What the bolded text is really saying to prove that one real number has been missed from mapping? Can you please explain the bolded sentence? I want to know how exactly has that real number missed the mapping.

• Yes, and that happens whatever the mapping was. So the mapping cannot be a bijection. – Marc van Leeuwen Feb 7 '14 at 14:11

Indeed. This is called Cantor's diagonal argument. For ANY mapping from $\mathbb N$ to $\mathbb R$ you can think of, using this argument, you can find a real number the mapping missed.

The ANY part is really important, because you cannot say that ok, if I missed $x$, I'll just add $x$ and now I covered all the examples. The problem with this is that after you do this, you have created a new mapping from $\mathbb N$ to $\mathbb R$, to which, again, you can apply the argument.

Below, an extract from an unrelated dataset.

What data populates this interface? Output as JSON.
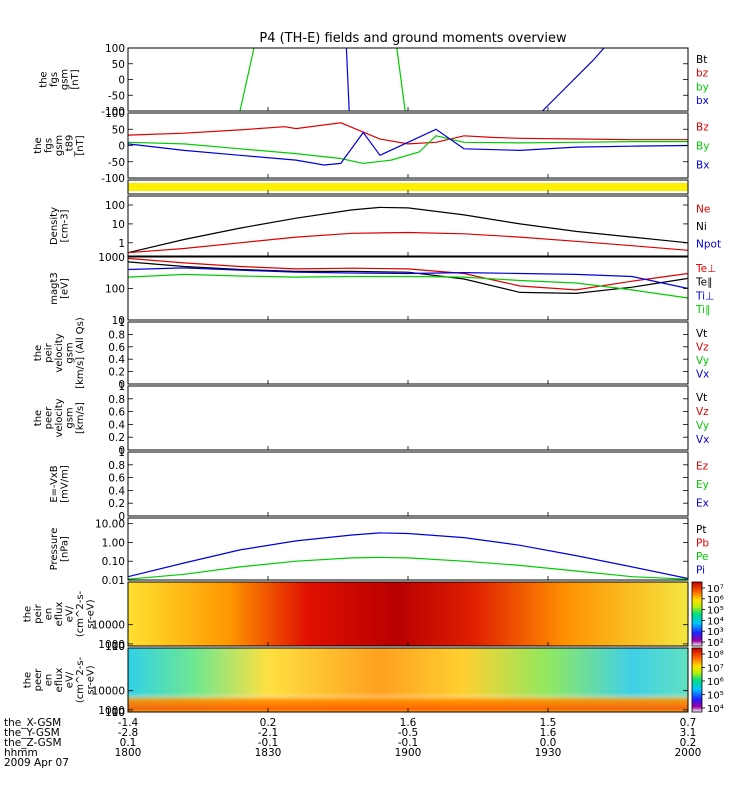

Okay, look at it this way. You come rusing to my office, shouting you just discovered the mapping from $\mathbb N$ to $(0,1)$. I ask you to show it to me, and you display it to me. It looks like this:

a1 = 0.15333524632394823876423498029343...
a2 = 0.18736120389038483789102374u32908...
a3 = 0.28193719283789900000000000000000...
a4 = 0.12372937890483092848237496324908...


I can easily look at your sequence and use the argument in your question to produce a number. It starts with $0.$, then on the first decimal place, i will put $1+5=6$ because the first digit of $a_1$ is $1$. On the second place, I put $8+5\mod 10=3$ because the second digit of $a_2$ is $8$. I have thus produced a number that is not on your list:

0.6362...


The real magic here is that there is no way you can escape my argument. In a way, imagine the set of ALL mappings from $\mathbb N$ to $(0,1)$. The proof above shows that EVERY element in this set has SOME real number it misses.

• Can you please elaborate it how exactly this argument is smart? – user33786 Feb 7 '14 at 14:18

$\begin{array}{cccccc} 9 & 7 & 8 & 2 & 1 & \cdots\\ - & - & - & - & - & \cdots\\ 4 & 6 & 0 & 3 & 2 & \cdots\\ 5 & 2 & 5 & 6 & 6 & \cdots\\ 6 & 7 & 3 & 5 & 1 & \cdots\\ 0 & 1 & 5 & 7 & 9 & \cdots\\ 2 & 8 & 3 & 5 & 6 & \cdots\\ \vdots & \vdots & \vdots & \vdots & \vdots\end{array}$

The upper number will not be one of the numbers below, since $9\neq 4$ (so it cannot be the first number), $7\neq 2$ (so it cannot be the second number) et cetera.